Jesús se quitó la gorra y la sacudió para desprender las gotas de lluvia.

No tenían un sitio fijo donde reunirse. Acostumbraban a cambiar periódicamente para que la policía no los localizara. Actualmente estaban en una bodega. Dos candiles alumbraban creando sombras surrealistas.

-La revolución, Jesús. Se hará huelga, pero en realidad de lo que se trata es de provocar una revolución aquí en Barcelona y que después se extienda por toda España.

Y Rosendo acompañó sus palabras con aspavientos de brazos y ojos chispeantes.

Jesús colgó la chaqueta y se sentó apoyando los codos en la improvisada mesa.

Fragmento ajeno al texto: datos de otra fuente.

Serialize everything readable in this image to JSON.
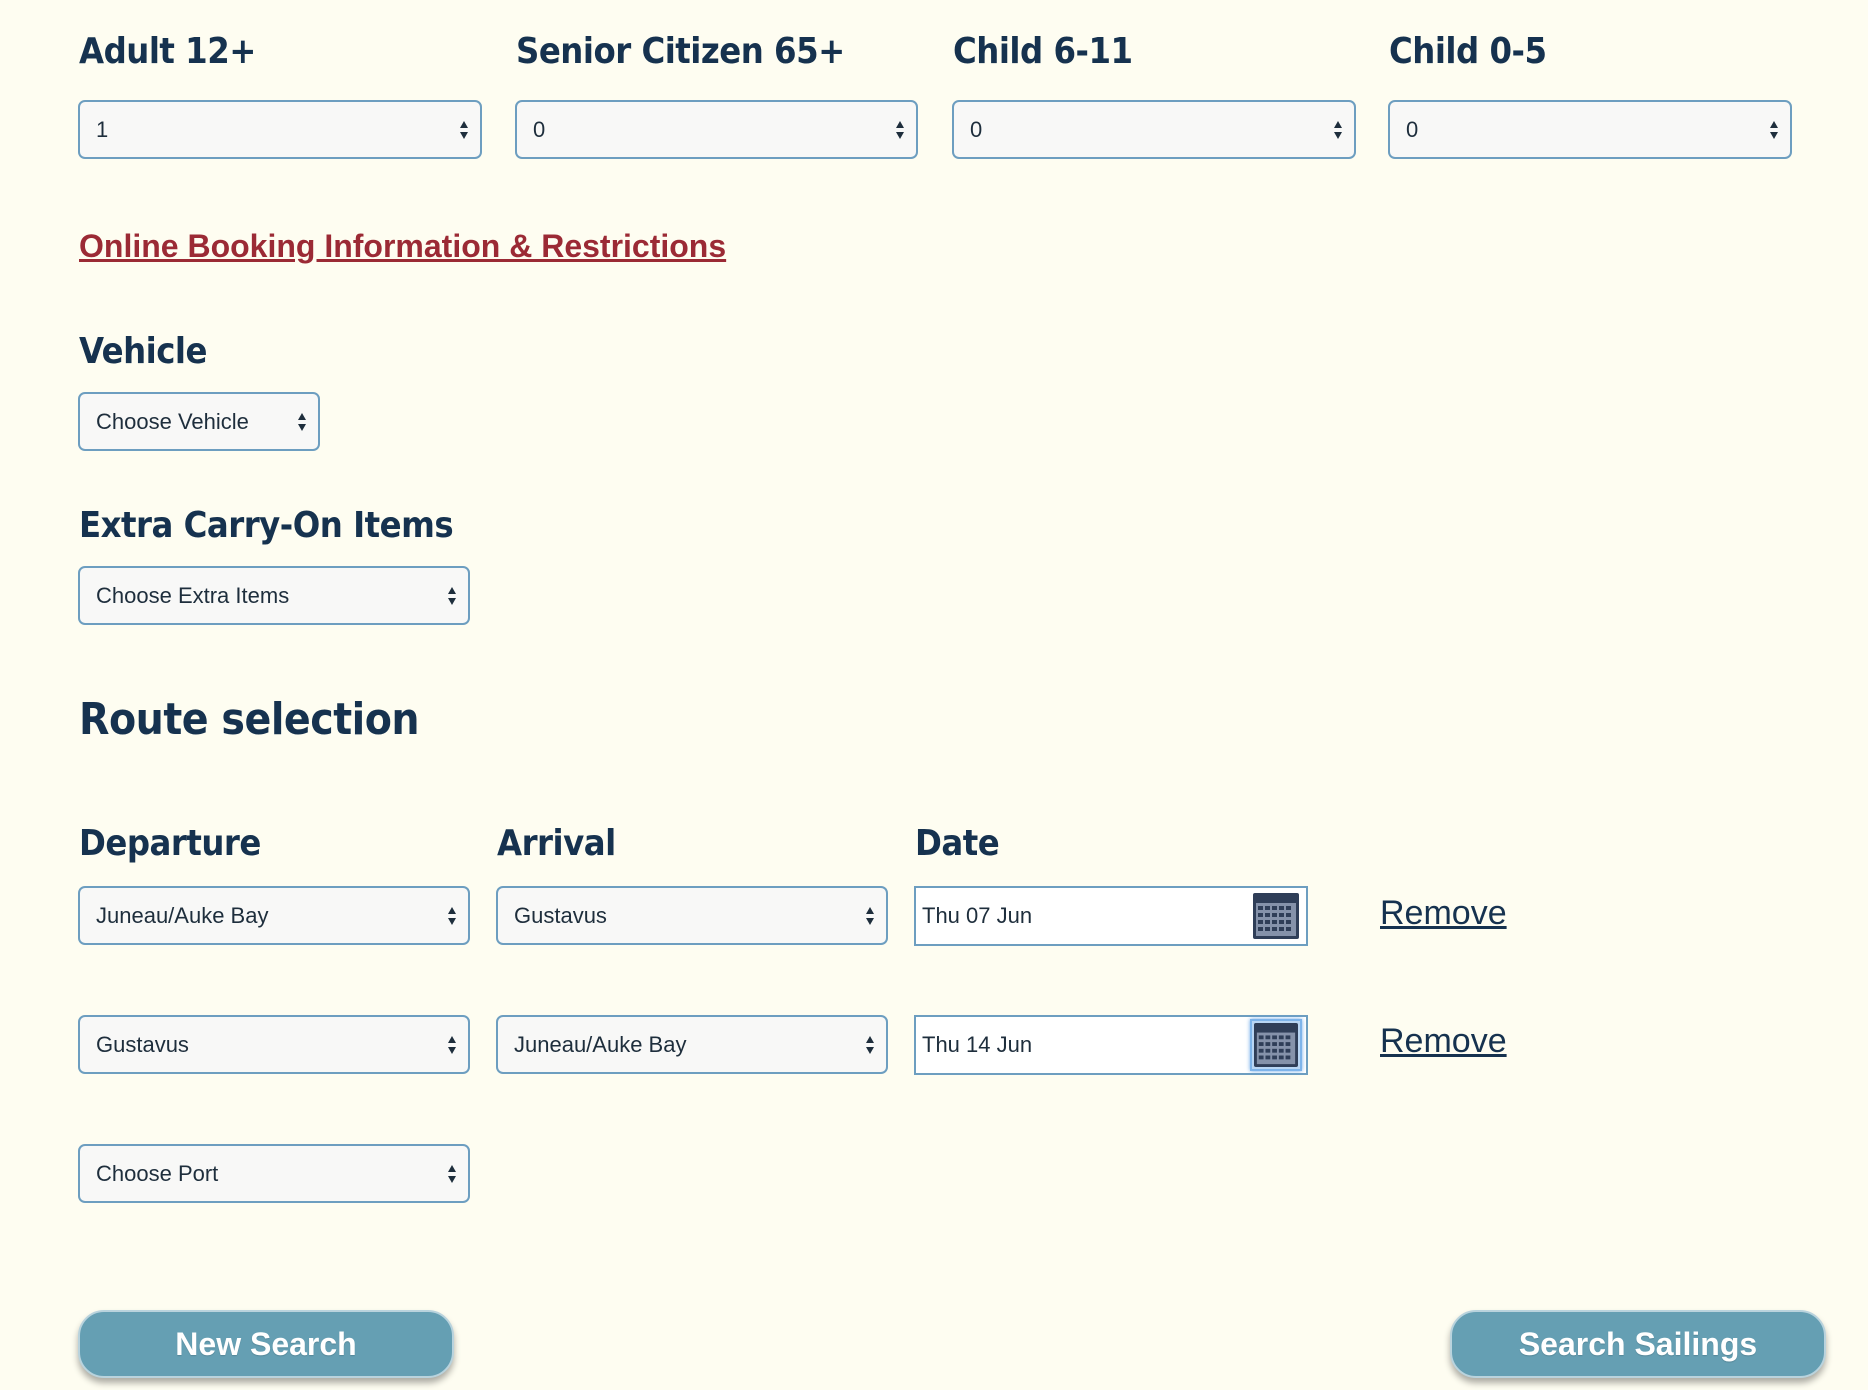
{
  "passengers": {
    "adult": {
      "label": "Adult 12+",
      "value": "1"
    },
    "senior": {
      "label": "Senior Citizen 65+",
      "value": "0"
    },
    "child_6_11": {
      "label": "Child 6-11",
      "value": "0"
    },
    "child_0_5": {
      "label": "Child 0-5",
      "value": "0"
    }
  },
  "info_link": "Online Booking Information & Restrictions",
  "vehicle": {
    "label": "Vehicle",
    "value": "Choose Vehicle"
  },
  "extra_items": {
    "label": "Extra Carry-On Items",
    "value": "Choose Extra Items"
  },
  "route": {
    "title": "Route selection",
    "departure_label": "Departure",
    "arrival_label": "Arrival",
    "date_label": "Date",
    "legs": [
      {
        "departure": "Juneau/Auke Bay",
        "arrival": "Gustavus",
        "date": "Thu 07 Jun",
        "remove": "Remove"
      },
      {
        "departure": "Gustavus",
        "arrival": "Juneau/Auke Bay",
        "date": "Thu 14 Jun",
        "remove": "Remove"
      }
    ],
    "next_port": "Choose Port"
  },
  "buttons": {
    "new_search": "New Search",
    "search_sailings": "Search Sailings"
  },
  "colors": {
    "background": "#fefdf1",
    "heading": "#16324f",
    "link_red": "#9b2a35",
    "button": "#659fb3",
    "field_border": "#6d9ec0"
  }
}
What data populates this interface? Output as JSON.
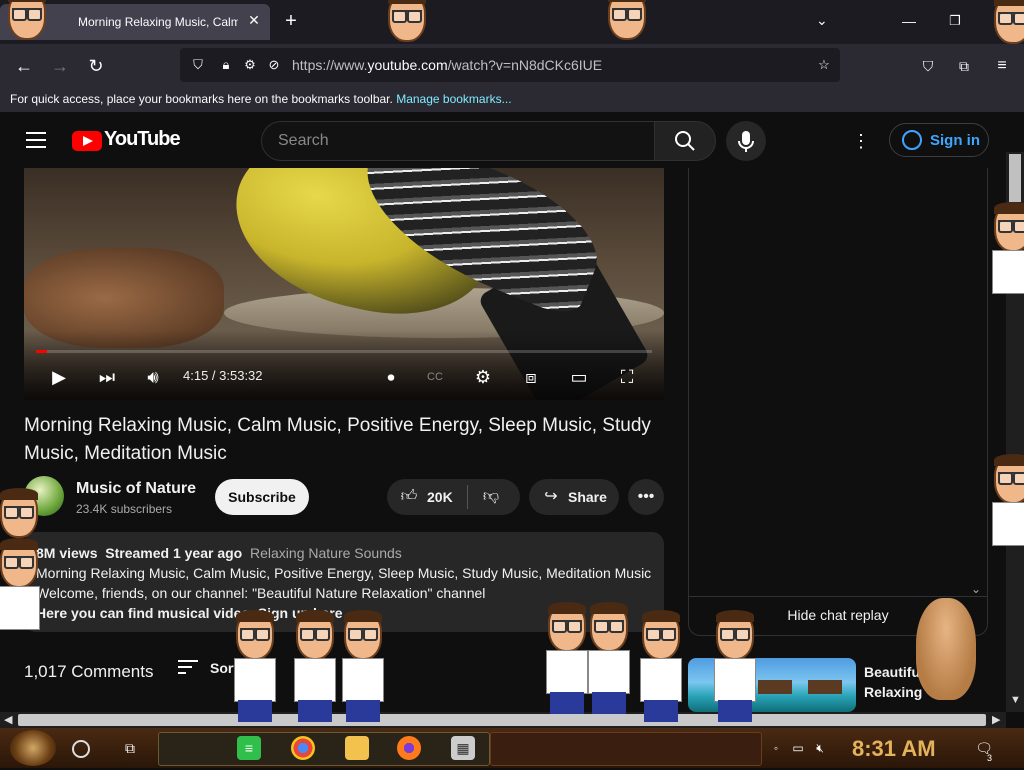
{
  "browser": {
    "tab_title": "Morning Relaxing Music, Calm",
    "url_prefix": "https://www.",
    "url_host": "youtube.com",
    "url_path": "/watch?v=nN8dCKc6IUE",
    "bookmarks_text": "For quick access, place your bookmarks here on the bookmarks toolbar.",
    "bookmarks_link": "Manage bookmarks..."
  },
  "header": {
    "logo_text": "YouTube",
    "search_placeholder": "Search",
    "signin_label": "Sign in"
  },
  "player": {
    "time": "4:15 / 3:53:32",
    "progress_fraction": 0.018
  },
  "video": {
    "title": "Morning Relaxing Music, Calm Music, Positive Energy, Sleep Music, Study Music, Meditation Music",
    "channel_name": "Music of Nature",
    "subscribers": "23.4K subscribers",
    "subscribe_label": "Subscribe",
    "likes": "20K",
    "share_label": "Share"
  },
  "description": {
    "views": "8M views",
    "streamed": "Streamed 1 year ago",
    "tag": "Relaxing Nature Sounds",
    "line1": "Morning Relaxing Music, Calm Music, Positive Energy, Sleep Music, Study Music, Meditation Music",
    "line2": "Welcome, friends, on our channel: \"Beautiful Nature Relaxation\" channel",
    "line3": "Here you can find musical video. Sign up here"
  },
  "comments": {
    "count": "1,017 Comments",
    "sort_label": "Sort by"
  },
  "chat": {
    "hide_label": "Hide chat replay"
  },
  "recommendation": {
    "title": "Beautiful Relaxing"
  },
  "taskbar": {
    "clock": "8:31 AM",
    "notifications": "3"
  },
  "colors": {
    "accent_red": "#ff0000",
    "link_blue": "#3ea6ff",
    "clock_gold": "#e3b25a"
  }
}
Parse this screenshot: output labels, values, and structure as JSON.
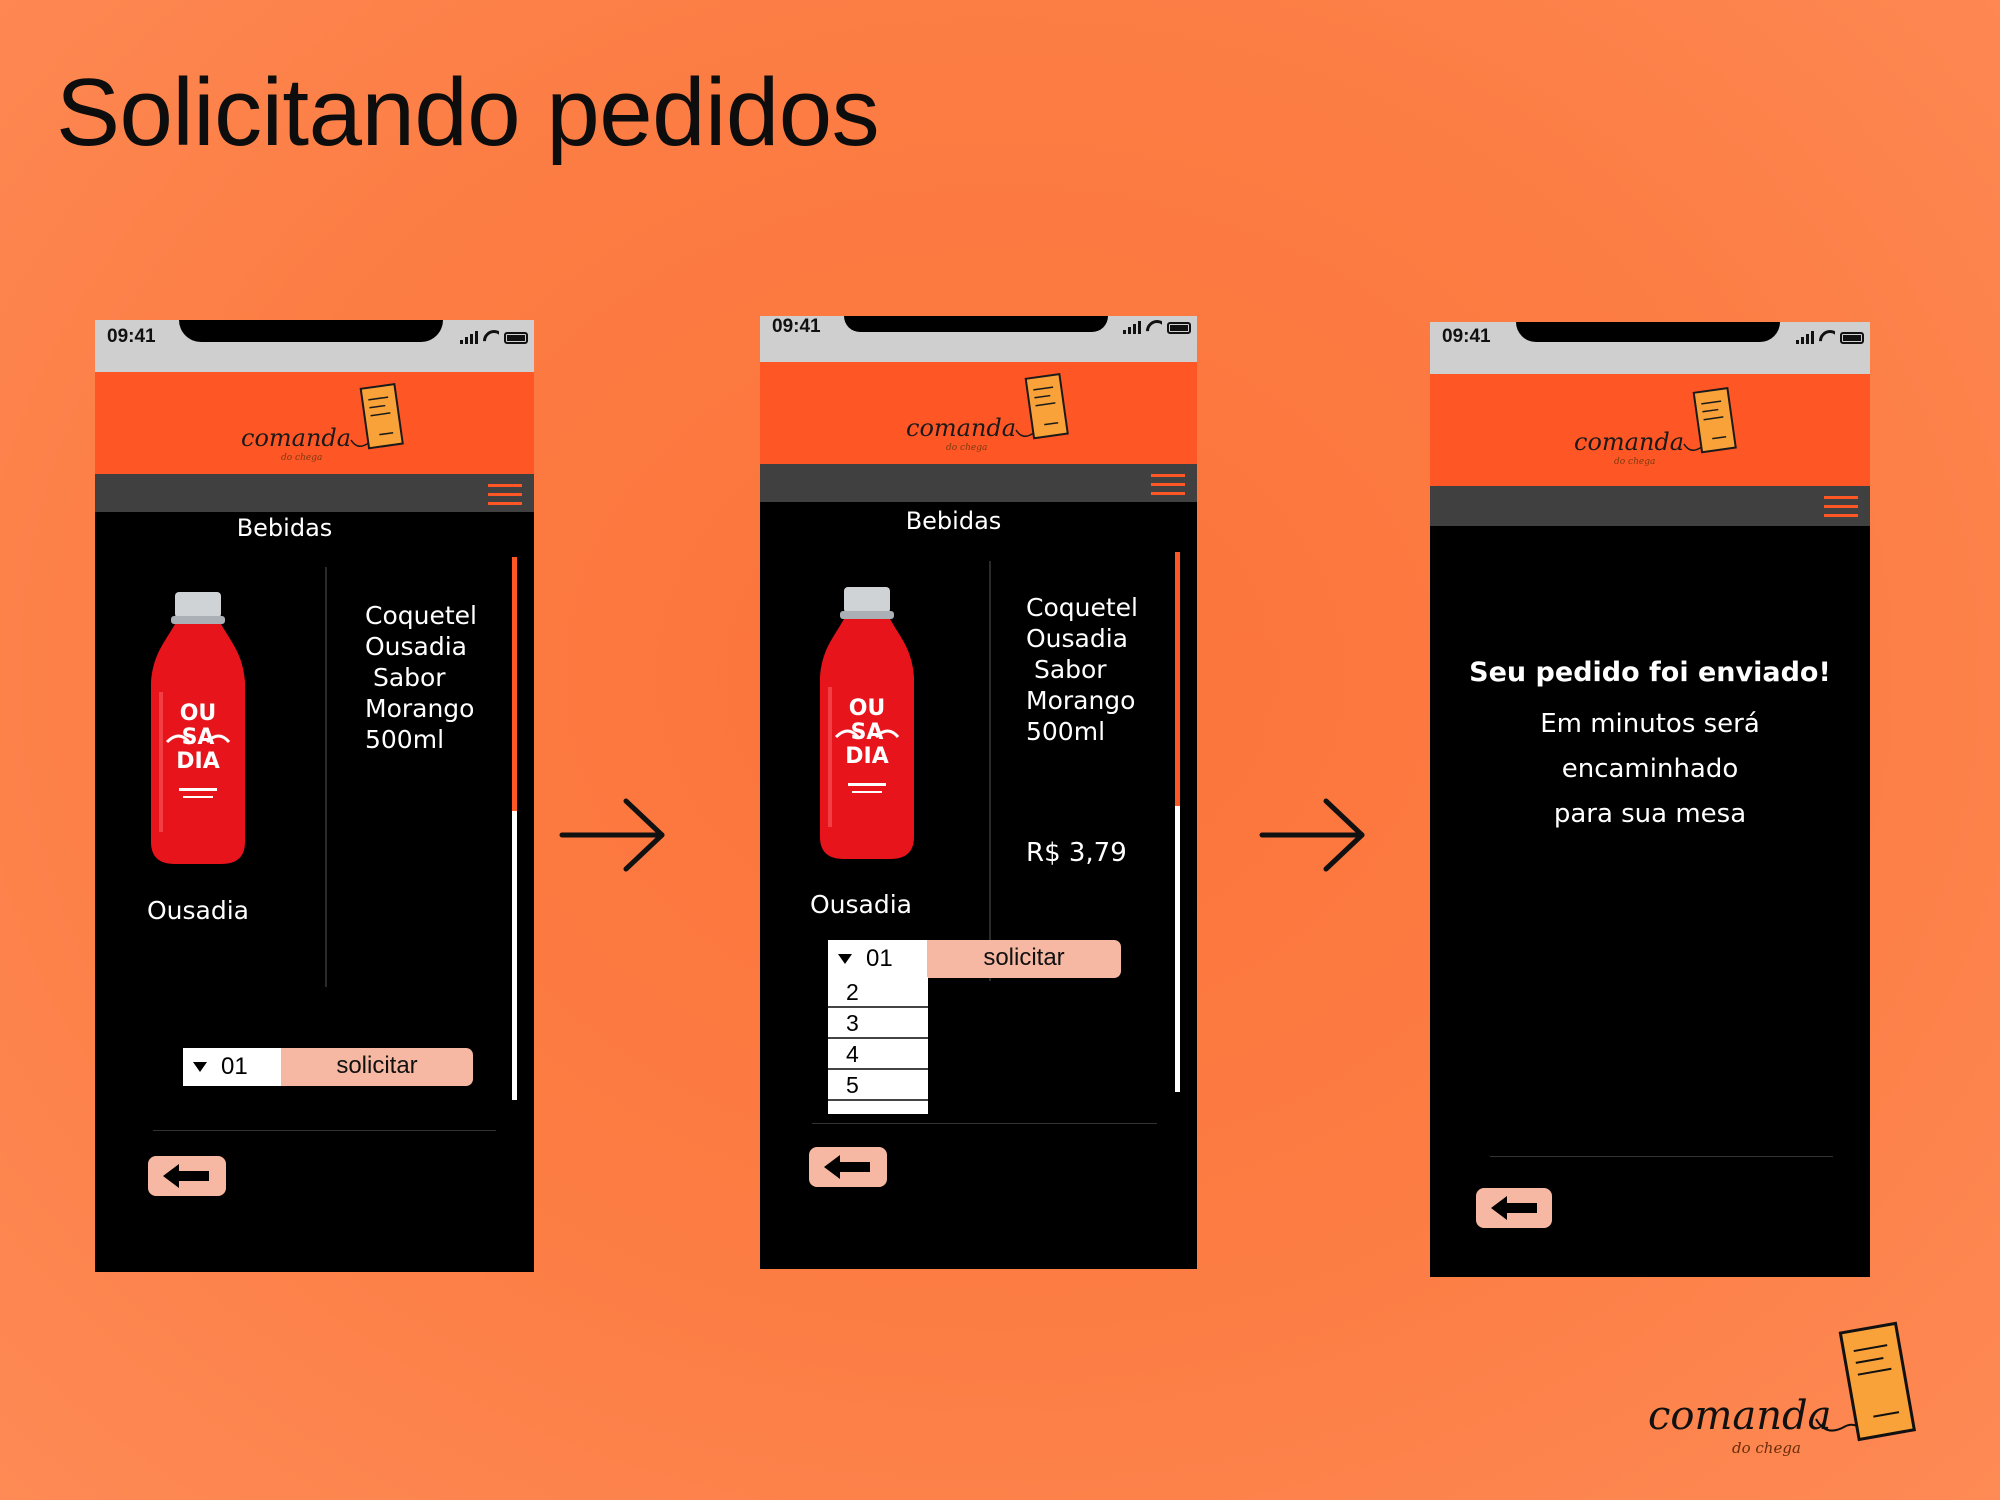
{
  "page": {
    "title": "Solicitando pedidos"
  },
  "status_bar": {
    "time": "09:41"
  },
  "brand": {
    "logo_text": "comanda",
    "logo_subtext": "do chega"
  },
  "menu": {
    "section": "Bebidas"
  },
  "product": {
    "name": "Ousadia",
    "description_lines": [
      "Coquetel",
      "Ousadia",
      " Sabor",
      "Morango",
      "500ml"
    ],
    "price": "R$ 3,79",
    "bottle_label": "OU SA DIA"
  },
  "order": {
    "quantity": "01",
    "request_label": "solicitar",
    "quantity_options": [
      "2",
      "3",
      "4",
      "5"
    ]
  },
  "confirmation": {
    "title": "Seu pedido foi enviado!",
    "lines": [
      "Em minutos será",
      "encaminhado",
      "para sua mesa"
    ]
  },
  "colors": {
    "background": "#fc7d44",
    "brand_orange": "#ff5626",
    "button_pink": "#f6b7a3",
    "nav_gray": "#404040",
    "status_gray": "#cfcfcf"
  },
  "icons": [
    "signal-icon",
    "wifi-icon",
    "battery-icon",
    "menu-icon",
    "back-arrow-icon",
    "flow-arrow-icon",
    "receipt-icon"
  ]
}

Era el más joven de todos, pero se había ganado a pulso su puesto en las asambleas. Estudió aquellos rostros tan entusiasmados como Rosendo.

-No me convence.

-¿Qué quieres decir? –la voz de Julio pareció incrédula.

-Es broma, ¿verdad?, es el momento que estábamos esperando.

-No, no es broma. Quiero decir que no veo a la gente muy dispuesta.

-Solo necesita que la empujemos.

Jesús unió las cejas gravemente.

-¿Vas a echarte atrás? –el tono de Mauro era amenazador.

Jesús elevó el labio superior con desdén como toda respuesta. Conocía bien el valor de las amenazas de Mauro.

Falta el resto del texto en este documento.